Physics-informed neural networks for biochemical engineering
Physics-informed neural networks (PINNs) enforce physical laws that are described by general nonlinear partial differential equations during training. This approach drastically reduces the data demand and prevents overfitting. We explore the potential of physics-informed neural networks in bioengineering.
With the retreat of fossil resources, bio-based materials are of increasing importance. Microbial conversion of biological feedstocks plays a central role in the production of such materials, but the scale-up of such processes is challenging. In particular, environmental heterogeneities due to imperfect mixing of nutrients or local mass-transfer limitations (e.g., in oxygen supply) in industrial reactors lead to production losses, which in turn impact the ecological footprint and economical feasibility of said processes.

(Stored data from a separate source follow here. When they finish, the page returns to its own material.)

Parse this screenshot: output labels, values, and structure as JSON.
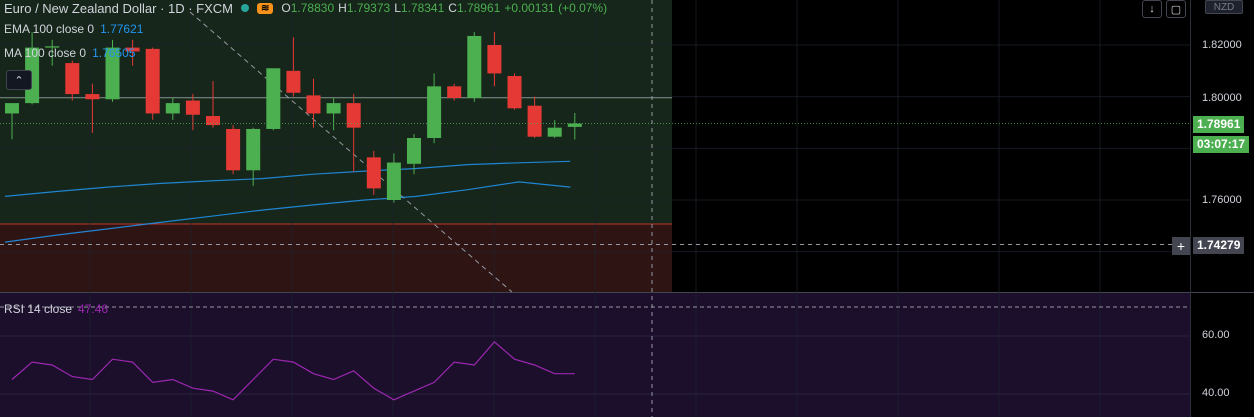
{
  "header": {
    "symbol": "Euro / New Zealand Dollar · 1D · FXCM",
    "flag": "≋",
    "ohlc": [
      {
        "k": "O",
        "v": "1.78830"
      },
      {
        "k": "H",
        "v": "1.79373"
      },
      {
        "k": "L",
        "v": "1.78341"
      },
      {
        "k": "C",
        "v": "1.78961"
      },
      {
        "k": "",
        "v": "+0.00131 (+0.07%)"
      }
    ]
  },
  "legend": {
    "ema": {
      "label": "EMA 100 close 0",
      "value": "1.77621"
    },
    "ma": {
      "label": "MA 100 close 0",
      "value": "1.76505"
    },
    "rsi": {
      "label": "RSI 14 close",
      "value": "47.46"
    }
  },
  "toolbar": {
    "down_icon": "↓",
    "restore_icon": "▢",
    "currency": "NZD",
    "collapse_icon": "⌃"
  },
  "price_axis": {
    "ticks": [
      "1.82000",
      "1.80000",
      "1.78961",
      "1.76000",
      "1.74279"
    ],
    "last_price": "1.78961",
    "countdown": "03:07:17",
    "crosshair_price": "1.74279",
    "rsi_ticks": [
      "60.00",
      "40.00"
    ],
    "colors": {
      "last_price": "#4caf50",
      "countdown": "#4caf50",
      "crosshair": "#434651"
    }
  },
  "chart_data": [
    {
      "type": "candlestick",
      "title": "Euro / New Zealand Dollar · 1D · FXCM",
      "ylim": [
        1.735,
        1.832
      ],
      "candles": [
        {
          "o": 1.7935,
          "h": 1.796,
          "l": 1.7835,
          "c": 1.7975
        },
        {
          "o": 1.7975,
          "h": 1.825,
          "l": 1.797,
          "c": 1.819
        },
        {
          "o": 1.819,
          "h": 1.822,
          "l": 1.812,
          "c": 1.8195
        },
        {
          "o": 1.813,
          "h": 1.814,
          "l": 1.7985,
          "c": 1.801
        },
        {
          "o": 1.801,
          "h": 1.805,
          "l": 1.786,
          "c": 1.799
        },
        {
          "o": 1.799,
          "h": 1.822,
          "l": 1.798,
          "c": 1.819
        },
        {
          "o": 1.819,
          "h": 1.822,
          "l": 1.812,
          "c": 1.8175
        },
        {
          "o": 1.8185,
          "h": 1.819,
          "l": 1.791,
          "c": 1.7935
        },
        {
          "o": 1.7935,
          "h": 1.7995,
          "l": 1.791,
          "c": 1.7975
        },
        {
          "o": 1.7985,
          "h": 1.801,
          "l": 1.787,
          "c": 1.793
        },
        {
          "o": 1.7925,
          "h": 1.806,
          "l": 1.788,
          "c": 1.789
        },
        {
          "o": 1.7875,
          "h": 1.789,
          "l": 1.77,
          "c": 1.7715
        },
        {
          "o": 1.7715,
          "h": 1.788,
          "l": 1.7655,
          "c": 1.7875
        },
        {
          "o": 1.7875,
          "h": 1.809,
          "l": 1.787,
          "c": 1.811
        },
        {
          "o": 1.81,
          "h": 1.823,
          "l": 1.8,
          "c": 1.8015
        },
        {
          "o": 1.8005,
          "h": 1.807,
          "l": 1.788,
          "c": 1.7935
        },
        {
          "o": 1.7935,
          "h": 1.7995,
          "l": 1.787,
          "c": 1.7975
        },
        {
          "o": 1.7975,
          "h": 1.801,
          "l": 1.771,
          "c": 1.788
        },
        {
          "o": 1.7765,
          "h": 1.779,
          "l": 1.762,
          "c": 1.7645
        },
        {
          "o": 1.76,
          "h": 1.778,
          "l": 1.759,
          "c": 1.7745
        },
        {
          "o": 1.774,
          "h": 1.7855,
          "l": 1.77,
          "c": 1.784
        },
        {
          "o": 1.784,
          "h": 1.809,
          "l": 1.782,
          "c": 1.804
        },
        {
          "o": 1.804,
          "h": 1.805,
          "l": 1.7985,
          "c": 1.7995
        },
        {
          "o": 1.7995,
          "h": 1.825,
          "l": 1.798,
          "c": 1.8235
        },
        {
          "o": 1.82,
          "h": 1.825,
          "l": 1.804,
          "c": 1.809
        },
        {
          "o": 1.808,
          "h": 1.809,
          "l": 1.795,
          "c": 1.7955
        },
        {
          "o": 1.7965,
          "h": 1.8,
          "l": 1.784,
          "c": 1.7845
        },
        {
          "o": 1.7845,
          "h": 1.791,
          "l": 1.784,
          "c": 1.788
        },
        {
          "o": 1.7883,
          "h": 1.7937,
          "l": 1.7834,
          "c": 1.7896
        }
      ],
      "series": [
        {
          "name": "EMA 100 close 0",
          "color": "#2196f3",
          "x": [
            0,
            10,
            20,
            30,
            40,
            50,
            60,
            70,
            80,
            90,
            100,
            110
          ],
          "values": [
            1.7614,
            1.7633,
            1.765,
            1.7664,
            1.7674,
            1.7683,
            1.77,
            1.7712,
            1.7722,
            1.7737,
            1.7744,
            1.775
          ]
        },
        {
          "name": "MA 100 close 0",
          "color": "#2196f3",
          "x": [
            0,
            10,
            20,
            30,
            40,
            50,
            60,
            70,
            80,
            90,
            100,
            110
          ],
          "values": [
            1.7437,
            1.7464,
            1.7488,
            1.7513,
            1.7537,
            1.7561,
            1.7581,
            1.76,
            1.7614,
            1.764,
            1.767,
            1.765
          ]
        }
      ]
    },
    {
      "type": "line",
      "title": "RSI 14 close",
      "ylim": [
        38,
        74
      ],
      "yticks": [
        60,
        40
      ],
      "series": [
        {
          "name": "RSI 14 close",
          "color": "#9c27b0",
          "values": [
            45,
            51,
            50,
            46,
            45,
            52,
            51,
            44,
            45,
            42,
            41,
            38,
            45,
            52,
            51,
            47,
            45,
            48,
            42,
            38,
            41,
            44,
            51,
            50,
            58,
            52,
            50,
            47,
            47
          ]
        }
      ]
    }
  ]
}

Computational fluid dynamics (CFD) simulations are used to assess the impact of heterogeneities in bioreactors, and to advise process improvements. However, the complex hydrodynamics result in excessive runtimes, which limits analysis to a few design points, and prohibits thorough in-silico process optimization. Simulation approaches that drastically reduce computation time unlock the potential for rational process optimization, as well as applications in model-predictive control. Data-driven models are fast to evaluate and have been used in many domains for model reduction. However, standard black-box models are inherently unsuitable for this application, as they lack the spatial resolution to capture the fermentation environment, as well as details on the response of microbes that are essential to capture the impact on process performance. In addition, black-box approaches are prone to overfitting, they cannot extrapolate, they have an exponentially growing data requirement.
Recently, a new deep learning method - physics-informed neural networks (PINNs) - has demonstrated breakthrough results for incorporating partial differential equations into the training of neural networks. Physics-informed neural networks are trained to solve supervised learning tasks while respecting laws of physics described by general nonlinear partial differential equations. PINNs overcome previous limitations of data-driven approaches that have large training requirements. There, PINNs regularize the training of the model, therefore drastically reduce overfitting, allows extrapolations and reduces the data requirement. In addition, the reliability and interpretability of the models improve. Thus, this new deep learning method is highly promising for learning complex biological systems. Today, physics-informed neural networks are applied in various domains (e.g., energy systems or chemical engineering). However, applications in bioengineering are still limited.